The best line in the novel:
Julian had once told me that a story is a letter the author writes to himself, to tell himself things that he would be unable to discover otherwise. (p. 363)
While the novel was fast paced, interesting, complex, and loaded with characters, intrigue and conflicts to propel the mystery along, I would not be prone to call this novel either a masterpiece or a destined-to-be classic, thus disagreeing with The Daily Telegraph’s front and back cover blurbs.
The main character, Daniel, is a bit of a crybaby and a manipulator, a mirror of the subject of his search, the mysterious author, Julian Carax. Other characters do stand out, in particular, his friend Fermin. But without sympathy for the two main characters, it’s hard to accept a lot of their actions.
One of my biggest problems with this novel is the question of whether this novel is carefully plotted or merely overly contrived. There are just too many coincidences between Daniel and Julian, in personality and events. Carlos Ruiz Zafon winds two pretty complicated stories here, but he ties them together by making them almost unbelievably similar separated only by time. Daniel not only looks like Julian, impregnates his first lover, a seventeen year-old girl just as did Julian, and more, but they even are presented with the same "Victor Hugo wrote with it" fountain pen as some point early in their writing careers.

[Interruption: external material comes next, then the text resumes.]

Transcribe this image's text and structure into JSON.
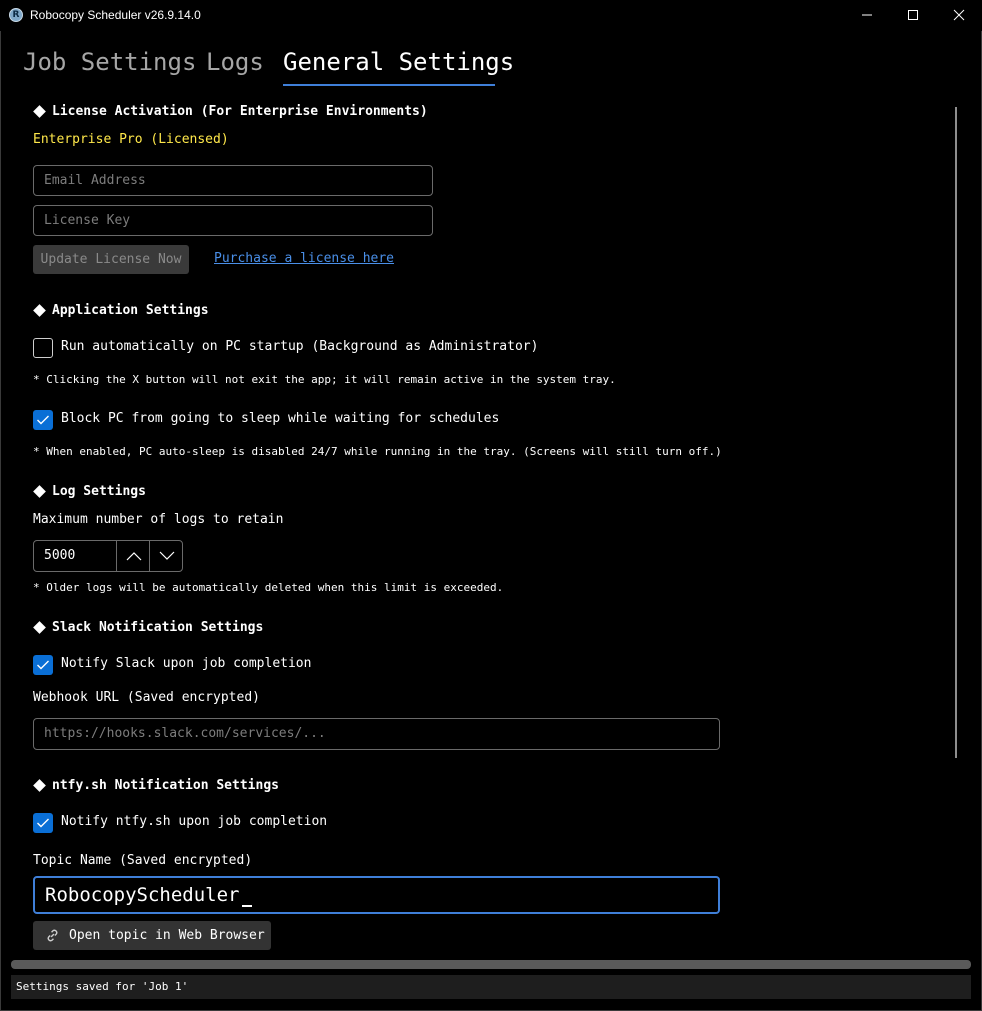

There was another problem of Zafon foreshadowing beautifully, then overdoing the hints and finally presenting the obvious like it was a big surprise or something. With several references to the fact that the hatter who raises Julian may not be his real father, and the many related adventures of Penelope’s father as well as the dissatisfaction of Sophie, Julian’s mother, Zafon actually "drops the bomb" at the end of a chapter: Julian and Penelope may be lovers, but they’re also brother and sister! The impact just wasn’t there for me since I’d guessed it a hundred pages prior. There was also another "bomb" that got diffused. At the end of the first person pov narrative by Daniel, he claims that within a week he’d be dead. After an inset and change of pov to a a first person of another character where a lot of backstory is given, we are returned to Daniel’s story and find that he had officially stopped breathing for sixty seconds. My guess was more dramatic: he officially lost his personality as Daniel and became Julian. This is another area where Zafon should leave some questions up to the readers.
Then there’s the fact that Zafon handles this information rather strangely. While it tells us why Penelope’s father was so infuriated when he finds out who got her pregnant, it would also make sense for Julian’s friends to give him this information at some point in the twenty years after she dies in childbirth rather than have him blame himself for her death when they finally tell him she’s dead.
There are some character descriptions that are not changes as a result of the situations, but rather what I almost see as a slip-up by Zafon. Nuria describes Julian’s later behavior as nasty, yet caring about Daniel. The evil Fumero was madly in love with Penelope and his hate for Julian and his friends drives his actions, yet he refers once to Penelope as a "tart."
Some questions about technical information also arise. Daniel goes to the mansion and sees the coffins, and yet Nuria’s message to Daniel claims that Julian has moved the coffins. There were many of these that had me flipping through pages backward to check out details.
So while I enjoyed the novel enough to overlook the millions of street names and most of the huh? moments, I’m still left with some burning question: How did Daniel find that one hidden book in the library? Why did he love the book when none of Julian’s novels sold well? And the hottest of all: Why did Julian burn his books?